Мама! Проснись! Тут такое произошло! — Митя растолкал её прикорнувшую на диване после работы. — Ты себе и представить не можешь! Но и глазом не моргнул! Я не выдал себя! Я сдержался!

— Что? — она встрепенулась, встряхнула головой, — Ты знаешь, что нельзя резко будить спящих!

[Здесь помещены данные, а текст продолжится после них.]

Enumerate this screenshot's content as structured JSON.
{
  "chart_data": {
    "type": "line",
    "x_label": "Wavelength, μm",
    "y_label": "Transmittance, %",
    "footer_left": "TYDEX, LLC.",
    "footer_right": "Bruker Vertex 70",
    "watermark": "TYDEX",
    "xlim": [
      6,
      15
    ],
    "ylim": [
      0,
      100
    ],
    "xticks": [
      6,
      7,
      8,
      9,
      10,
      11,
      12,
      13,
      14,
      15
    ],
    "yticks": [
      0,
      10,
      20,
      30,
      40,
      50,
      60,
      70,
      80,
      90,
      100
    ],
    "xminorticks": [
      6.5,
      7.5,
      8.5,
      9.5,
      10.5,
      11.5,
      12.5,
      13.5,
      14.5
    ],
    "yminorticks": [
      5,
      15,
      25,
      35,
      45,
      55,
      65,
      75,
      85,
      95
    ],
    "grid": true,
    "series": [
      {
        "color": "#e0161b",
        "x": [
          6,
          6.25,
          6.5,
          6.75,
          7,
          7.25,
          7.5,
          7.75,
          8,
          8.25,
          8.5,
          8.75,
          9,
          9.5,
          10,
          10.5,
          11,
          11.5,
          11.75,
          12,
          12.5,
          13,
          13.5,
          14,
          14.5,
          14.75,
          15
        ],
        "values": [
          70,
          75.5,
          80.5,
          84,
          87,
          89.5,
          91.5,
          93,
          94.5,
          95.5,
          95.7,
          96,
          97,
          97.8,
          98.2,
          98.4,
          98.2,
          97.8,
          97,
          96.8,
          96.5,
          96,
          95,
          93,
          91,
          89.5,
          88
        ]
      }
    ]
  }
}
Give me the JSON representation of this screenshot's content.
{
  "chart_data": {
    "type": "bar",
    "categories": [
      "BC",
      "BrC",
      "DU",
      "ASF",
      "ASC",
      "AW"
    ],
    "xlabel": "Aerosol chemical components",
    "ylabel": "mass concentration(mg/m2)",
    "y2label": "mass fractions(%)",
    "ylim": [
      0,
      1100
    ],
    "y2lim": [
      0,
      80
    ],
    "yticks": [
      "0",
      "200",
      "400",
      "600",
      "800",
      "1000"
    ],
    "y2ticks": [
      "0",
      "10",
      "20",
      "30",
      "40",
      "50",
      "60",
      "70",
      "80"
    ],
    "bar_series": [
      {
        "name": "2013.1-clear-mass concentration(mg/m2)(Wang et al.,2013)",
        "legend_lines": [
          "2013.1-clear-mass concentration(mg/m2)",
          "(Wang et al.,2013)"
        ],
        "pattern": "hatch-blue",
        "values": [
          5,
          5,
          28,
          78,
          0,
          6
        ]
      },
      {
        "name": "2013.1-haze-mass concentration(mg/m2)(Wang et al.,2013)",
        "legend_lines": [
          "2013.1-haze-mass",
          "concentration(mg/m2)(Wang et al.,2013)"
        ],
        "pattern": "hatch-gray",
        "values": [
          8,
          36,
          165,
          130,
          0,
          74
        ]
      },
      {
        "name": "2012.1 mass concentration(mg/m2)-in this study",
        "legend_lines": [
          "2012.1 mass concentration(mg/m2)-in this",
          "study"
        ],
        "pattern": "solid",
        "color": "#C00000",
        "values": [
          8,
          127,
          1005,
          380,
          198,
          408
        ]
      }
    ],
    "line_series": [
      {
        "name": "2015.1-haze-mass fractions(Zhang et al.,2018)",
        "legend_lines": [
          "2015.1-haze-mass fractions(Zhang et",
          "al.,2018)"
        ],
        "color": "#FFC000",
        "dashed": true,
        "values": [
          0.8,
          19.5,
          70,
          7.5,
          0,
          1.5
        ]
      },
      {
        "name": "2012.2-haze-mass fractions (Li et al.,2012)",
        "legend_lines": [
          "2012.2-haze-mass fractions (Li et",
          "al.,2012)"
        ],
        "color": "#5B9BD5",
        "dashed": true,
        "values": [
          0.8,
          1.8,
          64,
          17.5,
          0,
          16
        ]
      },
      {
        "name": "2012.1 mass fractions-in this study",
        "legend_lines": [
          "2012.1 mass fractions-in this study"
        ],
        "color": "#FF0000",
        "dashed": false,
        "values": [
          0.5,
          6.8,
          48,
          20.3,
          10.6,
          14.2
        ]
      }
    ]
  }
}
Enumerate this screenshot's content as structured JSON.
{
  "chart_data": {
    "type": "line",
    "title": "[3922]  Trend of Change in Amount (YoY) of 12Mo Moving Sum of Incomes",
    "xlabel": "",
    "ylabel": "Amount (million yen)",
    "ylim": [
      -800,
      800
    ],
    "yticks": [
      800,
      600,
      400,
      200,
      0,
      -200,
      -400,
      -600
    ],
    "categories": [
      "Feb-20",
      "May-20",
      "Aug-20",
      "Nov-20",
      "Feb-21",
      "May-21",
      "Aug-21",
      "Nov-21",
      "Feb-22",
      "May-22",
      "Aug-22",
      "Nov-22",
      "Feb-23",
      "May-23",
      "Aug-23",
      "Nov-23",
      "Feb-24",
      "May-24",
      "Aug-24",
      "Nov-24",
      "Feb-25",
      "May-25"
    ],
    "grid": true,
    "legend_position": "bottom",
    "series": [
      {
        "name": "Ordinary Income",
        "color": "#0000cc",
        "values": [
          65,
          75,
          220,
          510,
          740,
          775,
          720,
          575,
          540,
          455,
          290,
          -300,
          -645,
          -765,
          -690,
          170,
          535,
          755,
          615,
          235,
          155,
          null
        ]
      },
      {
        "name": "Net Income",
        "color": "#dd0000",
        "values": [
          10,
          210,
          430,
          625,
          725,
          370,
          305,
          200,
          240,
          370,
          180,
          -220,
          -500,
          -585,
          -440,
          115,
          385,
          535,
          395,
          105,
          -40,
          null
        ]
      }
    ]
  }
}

— Но мама! Я только что оттуда!

— Откуда?

— В общем, заказал нам один мен рекламный ролик о художнике. Пошел я предварительно осваивать съемочную площадку. Мы так всегда делаем, ну чтобы знать, какую аппаратуру потом с собой брать. Приезжаю. Встречает меня отъевшаяся самодовольная бородатая харя…

— Не надо так… не надо. — Поправила Виктория сына, слабо, догадываясь, о ком пойдет речь.

— А как его ещё назвать?! Проводит меня вовсе не в галерею, а в туристическое агентство, где по коридору висят твои картины, и смотрит, стоя в профиль ко мне, но кося глазом, на мою реакцию!

— Надо же! Как он обнаглел! — Воскликнула Виктория и окончательно проснулась.

— И после этого ты хочешь, чтоб я его рожу харей не называл!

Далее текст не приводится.